Trust Wallet Contends with Fraudulent Reimbursement Requests After $7M Theft

Trust Wallet has entered a verification phase following a Christmas Day exploit related to its browser extension; although thousands of wallets are involved, the company has received significantly more reimbursement claims than anticipated.

On Monday, Trust Wallet CEO Eowyn Chen announced that the company had identified 2,596 wallet addresses linked to the compromised extension. However, nearly 5,000 claims have been filed, indicating that many may be erroneous or duplicated.

“Thus, verifying wallet ownership accurately is essential to ensure that funds are returned to their rightful owners,” Chen noted. “Our team is diligently working to validate claims by utilizing multiple data points to differentiate genuine victims from malicious actors.”

This update signals a transition from loss estimates to addressing the operational challenge of compensating users while preventing potential abuses during the process. Chen mentioned that the company is prioritizing accuracy over speed and intends to provide more details as the investigation progresses.

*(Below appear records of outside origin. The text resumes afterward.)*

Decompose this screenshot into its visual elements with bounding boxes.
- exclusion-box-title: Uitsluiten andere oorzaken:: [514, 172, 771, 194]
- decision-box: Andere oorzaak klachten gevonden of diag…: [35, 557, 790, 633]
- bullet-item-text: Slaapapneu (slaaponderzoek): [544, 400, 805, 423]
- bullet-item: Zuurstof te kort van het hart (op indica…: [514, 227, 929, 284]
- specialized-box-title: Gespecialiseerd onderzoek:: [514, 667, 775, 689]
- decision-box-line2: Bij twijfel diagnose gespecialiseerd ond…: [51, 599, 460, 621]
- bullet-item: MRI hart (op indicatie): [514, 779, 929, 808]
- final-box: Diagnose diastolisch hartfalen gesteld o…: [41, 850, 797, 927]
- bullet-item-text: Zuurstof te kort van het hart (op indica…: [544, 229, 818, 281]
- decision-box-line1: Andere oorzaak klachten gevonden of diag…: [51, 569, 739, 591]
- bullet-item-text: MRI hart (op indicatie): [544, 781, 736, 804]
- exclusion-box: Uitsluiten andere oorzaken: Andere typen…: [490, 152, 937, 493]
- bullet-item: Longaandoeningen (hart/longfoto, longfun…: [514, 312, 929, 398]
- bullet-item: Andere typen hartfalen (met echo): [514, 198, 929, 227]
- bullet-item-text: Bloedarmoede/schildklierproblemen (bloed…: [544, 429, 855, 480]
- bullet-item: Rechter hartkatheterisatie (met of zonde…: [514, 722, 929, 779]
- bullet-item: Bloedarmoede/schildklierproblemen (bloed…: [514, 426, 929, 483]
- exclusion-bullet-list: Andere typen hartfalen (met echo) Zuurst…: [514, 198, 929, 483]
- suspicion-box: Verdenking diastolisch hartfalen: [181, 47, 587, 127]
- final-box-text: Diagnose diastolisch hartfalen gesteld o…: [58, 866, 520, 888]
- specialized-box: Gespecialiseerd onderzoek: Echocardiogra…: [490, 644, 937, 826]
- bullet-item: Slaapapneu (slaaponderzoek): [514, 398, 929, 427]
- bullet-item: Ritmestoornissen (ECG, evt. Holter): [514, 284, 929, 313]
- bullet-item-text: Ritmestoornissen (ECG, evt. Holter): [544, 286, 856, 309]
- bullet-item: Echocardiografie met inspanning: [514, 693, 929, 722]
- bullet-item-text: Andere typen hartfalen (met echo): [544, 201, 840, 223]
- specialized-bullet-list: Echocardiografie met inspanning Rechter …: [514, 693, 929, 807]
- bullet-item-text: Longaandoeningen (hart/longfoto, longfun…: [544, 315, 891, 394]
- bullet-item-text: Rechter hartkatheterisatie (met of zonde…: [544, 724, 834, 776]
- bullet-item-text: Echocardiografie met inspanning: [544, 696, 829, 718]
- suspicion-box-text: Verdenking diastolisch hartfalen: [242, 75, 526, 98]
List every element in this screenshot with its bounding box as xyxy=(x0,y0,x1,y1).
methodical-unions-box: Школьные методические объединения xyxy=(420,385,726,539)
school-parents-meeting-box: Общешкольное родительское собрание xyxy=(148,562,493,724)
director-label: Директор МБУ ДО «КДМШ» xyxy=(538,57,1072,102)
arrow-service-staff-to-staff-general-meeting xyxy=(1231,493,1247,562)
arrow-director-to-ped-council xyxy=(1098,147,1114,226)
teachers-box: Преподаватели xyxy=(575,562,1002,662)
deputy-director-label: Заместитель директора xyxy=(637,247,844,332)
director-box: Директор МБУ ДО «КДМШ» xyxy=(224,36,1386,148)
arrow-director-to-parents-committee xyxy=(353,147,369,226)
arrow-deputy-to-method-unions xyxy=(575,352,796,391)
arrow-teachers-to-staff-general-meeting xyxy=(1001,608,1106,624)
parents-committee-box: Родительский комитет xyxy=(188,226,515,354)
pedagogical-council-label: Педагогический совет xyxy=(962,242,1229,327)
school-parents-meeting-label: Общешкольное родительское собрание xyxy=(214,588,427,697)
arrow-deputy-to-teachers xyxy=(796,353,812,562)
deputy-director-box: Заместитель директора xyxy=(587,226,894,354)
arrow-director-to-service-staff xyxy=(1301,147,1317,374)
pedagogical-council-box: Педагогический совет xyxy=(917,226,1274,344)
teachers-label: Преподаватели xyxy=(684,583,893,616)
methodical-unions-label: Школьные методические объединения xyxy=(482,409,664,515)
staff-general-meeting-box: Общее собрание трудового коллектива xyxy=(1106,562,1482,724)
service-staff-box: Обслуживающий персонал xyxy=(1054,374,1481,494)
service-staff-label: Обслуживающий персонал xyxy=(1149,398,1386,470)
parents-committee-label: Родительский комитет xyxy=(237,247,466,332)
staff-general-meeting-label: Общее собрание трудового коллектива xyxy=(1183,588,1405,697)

False Claims Arise After $7 Million Browser Extension Hack

Trust Wallet revealed on Friday that its browser extension had been compromised in a deliberate attack targeting desktop users, resulting in a loss of $7 million, which will be completely reimbursed, according to Binance co-founder Changpeng Zhao. Binance owns Trust Wallet.

The cybersecurity firm SlowMist reported that the malicious extension also harvested users’ personal information, raising alarms about potential insider involvement.

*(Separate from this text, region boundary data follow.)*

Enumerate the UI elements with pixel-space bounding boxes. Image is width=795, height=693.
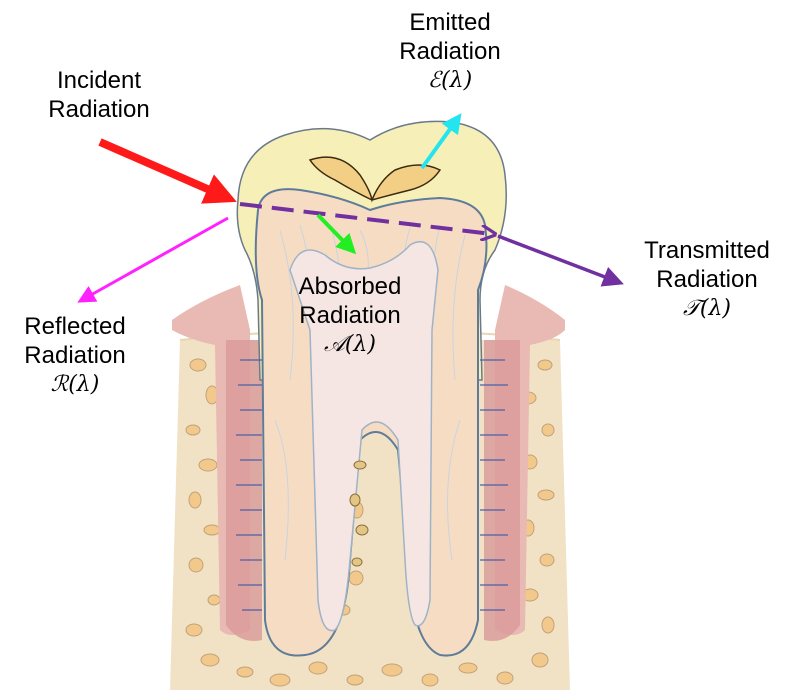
reflected-label: Reflected Radiation ℛ(λ): [0, 312, 150, 399]
incident-line2: Radiation: [24, 95, 174, 124]
incident-line1: Incident: [24, 66, 174, 95]
emitted-line1: Emitted: [385, 8, 515, 37]
transmitted-label: Transmitted Radiation 𝒯(λ): [622, 236, 792, 323]
absorbed-label: Absorbed Radiation 𝒜(λ): [280, 272, 420, 359]
transmitted-arrow: [498, 236, 618, 282]
absorbed-symbol: 𝒜(λ): [280, 330, 420, 359]
transmitted-symbol: 𝒯(λ): [622, 294, 792, 323]
transmitted-line1: Transmitted: [622, 236, 792, 265]
emitted-symbol: ℰ(λ): [385, 66, 515, 95]
reflected-line2: Radiation: [0, 341, 150, 370]
emitted-line2: Radiation: [385, 37, 515, 66]
emitted-label: Emitted Radiation ℰ(λ): [385, 8, 515, 95]
reflected-symbol: ℛ(λ): [0, 370, 150, 399]
reflected-line1: Reflected: [0, 312, 150, 341]
incident-label: Incident Radiation: [24, 66, 174, 124]
reflected-arrow: [82, 218, 228, 300]
absorbed-line1: Absorbed: [280, 272, 420, 301]
incident-arrow: [100, 142, 228, 198]
absorbed-line2: Radiation: [280, 301, 420, 330]
transmitted-line2: Radiation: [622, 265, 792, 294]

SlowMist co-founder Yu Xiam stated that the attacker seemed to have organized the exploit weeks in advance, demonstrating a deep understanding of the source code.

Onchain investigator ZachXBT had estimated that hundreds of users were impacted, while some industry experts noted that the attacker’s ability to submit a malicious extension update suggested an access level beyond that of a typical external hack.

Related: Ubisoft halts Rainbow Six Siege after hackers give each player $13.3M credits

While Trust Wallet has confirmed the hack, the company has yet to determine whether any insiders were involved. Chen indicated that the team is currently conducting a more extensive forensic investigation into the attack.

“This process is still underway today and is being conducted alongside the broader forensic examination,” Chen explained. “While some data is being finalized, we already have robust working hypotheses for a portion of the cases.”